Now that I think about it, this friend of mine told me a story that confirms the above hypothesis. He had two relatively wealthy aunts. Each year they would support a charity by purchasing tickets for lobster fest. Lobster fest was just another name for high end piggery because once you had a ticket the prize was all you can eat.

Lobster.

So one fall these aunt’s convinced my friend to join them. On the drive to the event he was confused because both Aunts were talking about the correct attire. He understood the clothing choices because lobster and butter tend to be messy if you treat it like a hot dog eating race, but he was confused by their emphasis on the correct purse.

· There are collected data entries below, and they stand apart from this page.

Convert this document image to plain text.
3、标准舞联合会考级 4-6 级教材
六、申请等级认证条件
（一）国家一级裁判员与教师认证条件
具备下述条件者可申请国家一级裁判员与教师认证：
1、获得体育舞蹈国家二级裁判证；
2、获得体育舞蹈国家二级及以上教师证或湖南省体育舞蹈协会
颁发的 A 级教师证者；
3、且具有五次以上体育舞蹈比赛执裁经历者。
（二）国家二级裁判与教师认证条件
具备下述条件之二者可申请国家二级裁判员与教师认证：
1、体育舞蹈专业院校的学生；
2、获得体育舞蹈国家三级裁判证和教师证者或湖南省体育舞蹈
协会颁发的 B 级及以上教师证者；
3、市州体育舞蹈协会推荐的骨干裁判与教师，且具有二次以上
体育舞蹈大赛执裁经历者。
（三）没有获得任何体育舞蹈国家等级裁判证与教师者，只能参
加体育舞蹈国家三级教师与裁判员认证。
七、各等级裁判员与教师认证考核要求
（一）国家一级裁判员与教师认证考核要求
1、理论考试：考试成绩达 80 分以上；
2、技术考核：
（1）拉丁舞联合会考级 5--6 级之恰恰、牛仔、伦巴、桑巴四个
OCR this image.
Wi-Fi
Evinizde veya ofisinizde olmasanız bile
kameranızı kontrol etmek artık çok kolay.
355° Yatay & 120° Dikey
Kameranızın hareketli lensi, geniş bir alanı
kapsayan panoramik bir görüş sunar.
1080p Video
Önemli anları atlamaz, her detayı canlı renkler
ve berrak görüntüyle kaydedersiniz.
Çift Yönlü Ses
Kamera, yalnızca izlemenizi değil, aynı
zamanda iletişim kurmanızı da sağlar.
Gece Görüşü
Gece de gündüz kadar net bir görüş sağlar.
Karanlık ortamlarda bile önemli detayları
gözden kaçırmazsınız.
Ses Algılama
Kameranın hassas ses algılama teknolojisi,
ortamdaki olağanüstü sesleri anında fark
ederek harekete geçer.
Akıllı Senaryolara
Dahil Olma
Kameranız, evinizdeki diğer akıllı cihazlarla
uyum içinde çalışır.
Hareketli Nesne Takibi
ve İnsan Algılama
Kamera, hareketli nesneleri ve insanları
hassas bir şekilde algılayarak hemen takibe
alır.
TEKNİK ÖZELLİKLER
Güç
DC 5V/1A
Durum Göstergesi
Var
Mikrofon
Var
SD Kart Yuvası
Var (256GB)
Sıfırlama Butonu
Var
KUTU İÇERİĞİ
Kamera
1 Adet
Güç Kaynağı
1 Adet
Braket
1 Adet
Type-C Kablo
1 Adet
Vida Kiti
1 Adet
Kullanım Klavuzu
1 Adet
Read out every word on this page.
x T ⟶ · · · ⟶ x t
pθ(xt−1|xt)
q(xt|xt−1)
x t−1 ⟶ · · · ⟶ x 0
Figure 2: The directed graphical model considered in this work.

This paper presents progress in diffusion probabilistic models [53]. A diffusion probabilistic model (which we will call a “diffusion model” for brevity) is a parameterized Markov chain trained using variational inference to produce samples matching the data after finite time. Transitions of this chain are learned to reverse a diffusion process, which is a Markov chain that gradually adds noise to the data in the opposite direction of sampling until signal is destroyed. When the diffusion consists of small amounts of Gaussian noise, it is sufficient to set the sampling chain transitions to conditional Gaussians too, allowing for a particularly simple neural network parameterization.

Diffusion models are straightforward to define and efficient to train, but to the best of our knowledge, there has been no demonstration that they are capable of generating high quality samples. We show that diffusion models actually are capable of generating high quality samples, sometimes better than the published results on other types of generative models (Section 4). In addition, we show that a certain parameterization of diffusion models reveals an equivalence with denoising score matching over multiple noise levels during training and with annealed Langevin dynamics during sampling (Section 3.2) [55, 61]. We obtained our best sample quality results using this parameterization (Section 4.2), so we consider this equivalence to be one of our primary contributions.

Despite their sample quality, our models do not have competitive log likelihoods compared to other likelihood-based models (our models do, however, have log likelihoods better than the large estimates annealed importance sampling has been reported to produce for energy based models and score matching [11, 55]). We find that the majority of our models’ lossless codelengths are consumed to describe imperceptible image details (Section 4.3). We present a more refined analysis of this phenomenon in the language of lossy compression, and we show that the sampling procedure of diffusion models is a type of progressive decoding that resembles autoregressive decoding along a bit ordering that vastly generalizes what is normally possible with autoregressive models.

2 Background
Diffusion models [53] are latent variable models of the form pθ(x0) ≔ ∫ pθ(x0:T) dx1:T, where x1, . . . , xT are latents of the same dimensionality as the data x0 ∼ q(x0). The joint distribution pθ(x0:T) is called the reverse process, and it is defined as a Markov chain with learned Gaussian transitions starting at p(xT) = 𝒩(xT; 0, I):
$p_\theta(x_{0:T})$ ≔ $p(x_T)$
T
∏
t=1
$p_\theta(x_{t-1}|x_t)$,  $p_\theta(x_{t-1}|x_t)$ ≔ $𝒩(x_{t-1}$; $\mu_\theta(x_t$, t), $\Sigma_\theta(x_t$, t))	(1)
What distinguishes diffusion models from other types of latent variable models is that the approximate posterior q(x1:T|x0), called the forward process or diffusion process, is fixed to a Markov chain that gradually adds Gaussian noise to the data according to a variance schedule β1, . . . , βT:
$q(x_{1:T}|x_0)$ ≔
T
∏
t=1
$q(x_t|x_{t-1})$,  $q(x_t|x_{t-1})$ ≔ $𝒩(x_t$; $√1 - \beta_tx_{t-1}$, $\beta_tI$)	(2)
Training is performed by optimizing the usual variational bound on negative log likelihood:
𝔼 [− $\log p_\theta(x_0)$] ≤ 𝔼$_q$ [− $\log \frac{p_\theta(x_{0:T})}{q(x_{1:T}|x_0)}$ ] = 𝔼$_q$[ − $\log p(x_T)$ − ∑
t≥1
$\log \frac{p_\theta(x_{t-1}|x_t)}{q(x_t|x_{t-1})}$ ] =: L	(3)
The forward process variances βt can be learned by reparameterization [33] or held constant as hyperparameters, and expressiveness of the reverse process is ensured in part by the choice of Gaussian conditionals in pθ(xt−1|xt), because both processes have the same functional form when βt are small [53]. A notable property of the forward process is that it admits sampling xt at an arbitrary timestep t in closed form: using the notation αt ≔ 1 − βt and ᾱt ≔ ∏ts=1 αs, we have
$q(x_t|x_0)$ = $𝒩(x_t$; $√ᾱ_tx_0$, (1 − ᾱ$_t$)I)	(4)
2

His confusion was resolved shortly thereafter when the latest tub of crustaceans were wheeled by and his Aunts loaded up with as many as their plates would hold. Then after tub guy moved away both Aunts glanced around furtively and then opened their purses and filled them with lobster tails.

Turns out they had specialty purses lined with plastic just for this event. And that’s fucking amazing to me. And to my friend. He said he tried to shame them but they gave absolutely zero shits. His story made me wonder how many other people were exiting with full purses or lobster tails in their pockets. Somehow I’m confident that his Aunts weren’t the only ticket holders to have discovered this lobster loophole.

What I also find kind of perplexing is how easily people conform to this behavior. But perplexed or not, I realize I’m in the minority, and that my reluctance probably isn’t the best survival strategy. Still, it’s fascinating to watch an immaculately dressed and bejeweled human disregard any pretense of comity as lobster juice and melted butter run off their chin onto their Rolex.

It’s like they made a conscious decision that, fuck it, I’m going in and I don’t give a shit if my shirt is silk. I can get another shirt but there’s only so many lobster tails.